We get asked this a lot from non-clients. But in a way that’s exasperated, so landlords must be either tired of paying for something that’s ‘nice to have’ or just plain want the low-down.
We are happy to help and provide this basic, pared-down list but with a caveat. Bottom line, there ARE actually quite a lot of responsibilities, obligations, and duties for being a private landlord. So much so, that some mistakes will be very expensive monetarily and your reputation will be at stake, as some breaches could lead you to jail time. We will be putting together a list of Expensive Mistakes and share with you shortly.
In the meantime, what is the fundamnetal fear behind this question? Arguably, one of the scariest aspect of letting is having problem tenants and not being able to evict, ie, to serve a Section 21. In order to have the right to serve this notice, you must provide the following five documents prior to or at the time of letting:
1. Energy Performance Certificate (EPC)
You will not be able to even market without this certificate. You can find this by going to the public EPC Register and search by clicking on ‘Retrieve Report Using Property Address’. This is a free service from the DCLG.
EPC lasts for 10 years and should cost £50.00 to £65.00+VAT if you need one.
2. Gas Safety Certificate
This is an annual requirement for Landlords, if there is a gas installation. Technically, you are not even allowed to check-in a new tenant into a property without a valid record.
Make sure that the engineer is qualified to carry out the work by searching them on the Gas Safe Register.
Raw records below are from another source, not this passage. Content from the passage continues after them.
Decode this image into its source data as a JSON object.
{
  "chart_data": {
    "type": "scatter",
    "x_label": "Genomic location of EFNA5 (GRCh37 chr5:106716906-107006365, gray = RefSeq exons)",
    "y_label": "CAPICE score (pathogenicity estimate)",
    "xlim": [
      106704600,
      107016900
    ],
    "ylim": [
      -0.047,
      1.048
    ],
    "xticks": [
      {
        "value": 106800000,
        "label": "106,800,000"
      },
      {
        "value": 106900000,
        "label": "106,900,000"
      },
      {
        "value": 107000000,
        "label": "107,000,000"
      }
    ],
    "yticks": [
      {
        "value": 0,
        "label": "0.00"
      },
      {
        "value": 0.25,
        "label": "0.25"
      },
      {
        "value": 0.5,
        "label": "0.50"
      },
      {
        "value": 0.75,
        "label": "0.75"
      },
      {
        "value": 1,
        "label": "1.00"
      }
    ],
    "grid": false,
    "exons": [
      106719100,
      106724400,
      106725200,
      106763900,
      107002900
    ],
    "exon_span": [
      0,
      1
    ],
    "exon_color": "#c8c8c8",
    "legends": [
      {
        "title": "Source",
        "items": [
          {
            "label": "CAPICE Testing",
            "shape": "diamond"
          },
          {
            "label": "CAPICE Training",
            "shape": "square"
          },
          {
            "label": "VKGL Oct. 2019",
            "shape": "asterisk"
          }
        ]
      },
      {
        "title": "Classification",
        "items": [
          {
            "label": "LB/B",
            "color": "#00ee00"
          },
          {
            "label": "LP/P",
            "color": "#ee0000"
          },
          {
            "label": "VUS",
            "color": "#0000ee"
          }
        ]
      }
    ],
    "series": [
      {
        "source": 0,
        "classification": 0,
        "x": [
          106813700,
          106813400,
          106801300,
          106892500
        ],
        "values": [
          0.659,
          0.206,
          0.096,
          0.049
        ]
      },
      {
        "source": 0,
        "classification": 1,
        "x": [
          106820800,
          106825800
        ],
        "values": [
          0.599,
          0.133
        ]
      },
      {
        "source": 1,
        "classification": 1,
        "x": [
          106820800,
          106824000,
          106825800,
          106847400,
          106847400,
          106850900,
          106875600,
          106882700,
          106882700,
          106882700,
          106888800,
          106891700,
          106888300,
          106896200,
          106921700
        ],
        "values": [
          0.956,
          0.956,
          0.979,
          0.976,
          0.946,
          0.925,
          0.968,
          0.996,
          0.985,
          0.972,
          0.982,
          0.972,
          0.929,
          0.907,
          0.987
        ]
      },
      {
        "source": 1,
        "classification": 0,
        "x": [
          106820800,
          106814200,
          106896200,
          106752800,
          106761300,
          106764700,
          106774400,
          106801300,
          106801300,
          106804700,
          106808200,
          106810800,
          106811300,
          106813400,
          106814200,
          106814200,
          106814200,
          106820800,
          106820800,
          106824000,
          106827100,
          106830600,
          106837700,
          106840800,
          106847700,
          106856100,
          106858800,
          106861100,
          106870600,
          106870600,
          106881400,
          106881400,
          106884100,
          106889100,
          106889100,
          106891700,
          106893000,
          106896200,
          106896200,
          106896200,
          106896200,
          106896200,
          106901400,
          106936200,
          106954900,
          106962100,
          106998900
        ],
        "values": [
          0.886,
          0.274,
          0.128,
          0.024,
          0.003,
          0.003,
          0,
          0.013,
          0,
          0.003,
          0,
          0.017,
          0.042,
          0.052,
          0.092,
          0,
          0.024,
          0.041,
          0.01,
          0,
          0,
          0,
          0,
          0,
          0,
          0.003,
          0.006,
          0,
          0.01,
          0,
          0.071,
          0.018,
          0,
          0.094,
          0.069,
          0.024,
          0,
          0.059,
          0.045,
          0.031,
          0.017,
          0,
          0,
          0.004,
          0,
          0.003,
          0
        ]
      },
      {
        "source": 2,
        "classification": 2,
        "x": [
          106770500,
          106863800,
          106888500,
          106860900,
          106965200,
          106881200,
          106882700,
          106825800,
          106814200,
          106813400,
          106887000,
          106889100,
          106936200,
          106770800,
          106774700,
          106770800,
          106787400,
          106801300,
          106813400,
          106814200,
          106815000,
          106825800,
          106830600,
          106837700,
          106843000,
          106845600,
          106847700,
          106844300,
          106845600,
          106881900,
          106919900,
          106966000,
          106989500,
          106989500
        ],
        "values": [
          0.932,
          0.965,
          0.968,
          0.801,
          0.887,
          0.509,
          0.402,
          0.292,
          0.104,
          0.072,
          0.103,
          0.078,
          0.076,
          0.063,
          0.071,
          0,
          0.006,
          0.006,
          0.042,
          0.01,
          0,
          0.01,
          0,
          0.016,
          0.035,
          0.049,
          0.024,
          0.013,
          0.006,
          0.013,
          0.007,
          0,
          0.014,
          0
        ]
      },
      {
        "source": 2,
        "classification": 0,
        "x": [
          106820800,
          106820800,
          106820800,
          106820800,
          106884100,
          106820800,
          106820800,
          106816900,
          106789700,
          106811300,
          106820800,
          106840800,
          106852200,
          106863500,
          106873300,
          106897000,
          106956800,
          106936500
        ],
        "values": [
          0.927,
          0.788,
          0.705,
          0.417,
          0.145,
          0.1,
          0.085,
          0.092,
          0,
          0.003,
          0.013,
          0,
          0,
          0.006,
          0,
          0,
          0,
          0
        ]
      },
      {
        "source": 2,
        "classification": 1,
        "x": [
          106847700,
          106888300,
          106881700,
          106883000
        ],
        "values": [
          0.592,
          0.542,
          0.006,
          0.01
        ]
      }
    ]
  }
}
Don’t assume that your usual sparky or builder will be registered. Their certification may have expired.
This certificate should cost around £65.00+VAT.
3. How To Rent Guide
I’ve heard people say this is pointless but it’s actually a useful document for both Landlords and Tenants, published by the DCLG. Serving this as a link or a printed copy is a relatively new requirement, which started for tenancies beginning on or after 1 October 2015.
As of November 2016, the latest publication is still the one that reads Feb 2016 and may be found here. It would be wise to always make sure that there hasn’t been a new one issued before you begin a new tenancy.
4. Deposit Protection Certificate
If you rent your home on an assured shorthold tenancy that started after 6 April 2007 and have taken a deposit, you must protect it in one of the three government backed schemes within 30 days of receipt and serve the Prescribed Information (PI):
What is PI? It’s basically an explainer to the tenants on how the deposit has been protected.
There are custodial and insured schemes. From experience, we found that custodial scheme works best as it means that the deposit is physically not with us and therefore, tenants feel safer.
At the end of the tenancy, you must return it within 10 days of all the parties agreeing on how much you may withhold.
A good place to read more on this is at the Residential Landlord Association page.
5. Smoke Alarms
Newly in force from October 2015, you must provide a smoke alarm on each storey and a carbon monoxide alarm in rooms with a usable fireplace or woodburner.
The London Fire Brigade offers great information and are also offering free smoke alarms here.
If you are not eligible, we like FireAngel brand and you can get a convenient smoke alarm and carbon monoxide detector set here for £33.59.
Your check-in inventory clerk should note that all devices are in working order but do check, as some don’t offer this service. In which case, you should test them in front of the tenants at check-in and have them sign that they have seen them in working order.